[114] Felix Giardini, a Piedmontese musician, came to England in 1750, and met with encouragement. He died in Russia in 1793. After hearing him play at Bath, Gainsborough bought his viol-di-gamba, but was soon disgusted to find that the music remained with the Italian. Horace Walpole was not enthusiastic about Giardini as a composer, and advised Mason to employ Handel to set his Sappho. “Your Act is classical Athenian; shall it be subdi-di-di-vi-vi-vi-ded into modern Italian?”
[115] Dr. Arnold’s appearance at Bow Street was in respect of a rocket-stick which had descended in the sacrosanct garden of Mrs. Fountayne.
[116] “To James Winston, Esq. [secretary to the Garrick Club, and several times mentioned in the diary of John Payne Collier], I am obliged for the above notices; indeed, to that gentleman’s disinterested indulgence I am also indebted for many other curious particulars introduced in this work, selected from his most extensive and valuable library of English Theatrical Biography, both in manuscript and in print, a collection formed by himself during the last thirty years.”—S.

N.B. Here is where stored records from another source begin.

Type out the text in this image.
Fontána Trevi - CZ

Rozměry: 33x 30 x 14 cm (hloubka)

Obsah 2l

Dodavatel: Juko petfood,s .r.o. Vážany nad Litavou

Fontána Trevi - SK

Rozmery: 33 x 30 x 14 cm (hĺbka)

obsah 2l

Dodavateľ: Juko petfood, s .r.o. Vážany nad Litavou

[117] “Torré was a printseller in partnership with the late Mr. Thane, and lived in Market Lane, Haymarket.”—S.
[118] Dr. William Kenrick, the rampageous critic and playwright. His comedy The Duellist is his best-remembered work. In July 1774 he began a course of lectures in the “Theatre for Burlettas” at Marylebone Gardens, which he termed “a School of Shakespeare,” an entertainment which he also gave at the Devil Tavern in Fleet Street. Kenrick attacked Dr. Johnson’s Shakespeare. On Goldsmith saying that he had never heard of Kenrick’s writings, the doctor replied: “Sir, he is one of the many who have made themselves public, without making themselves known.”
It is curious that Smith omits to mention Dr. Johnson’s rampageous visit to the Gardens to see Torré’s fireworks, with his friend George Steevens, the Shakesperian commentator. It may have taken place in this year, 1774.
[119] Robert Baddeley began his connection with the stage as cook to Foote. He was the original Moses in the School for Scandal. It was he who bequeathed £100 to provide the cake and wine which actors and journalists still consume on Twelfth Night. He is stated by Dr. Doran to have been the last actor to wear the royal livery of scarlet, which, as “His Majesty’s Servants,” the Drury Lane players were entitled to assume.
[120] A posthumous son of Henry Carey, author of “Sally in our Alley.” “Saville Carey I have heard sometimes touch Nan Catley’s manner feebly in the famous triumph of her hilarity, ‘Push about the Jorum’” (Boaden: Life of Mrs. Siddons). His worthless daughter, Nance Carey, bore to one Kean, a tailor, or a builder, a child whom she neglected and abandoned. This boy became Edmund Kean, the great actor (Doran’s Their Majestys’ Servants, vol. ii. pp. 523-26).
[121] These initials thinly disguise such well-known entertainers as Garrick, Bannister, Mrs. Baddeley, and the singers Mr. Darley, Mr. Vernon, and Nan Catley, all of whom were imitated by the versatile Carey.
[122] As Abel Drugger, one of his finest parts.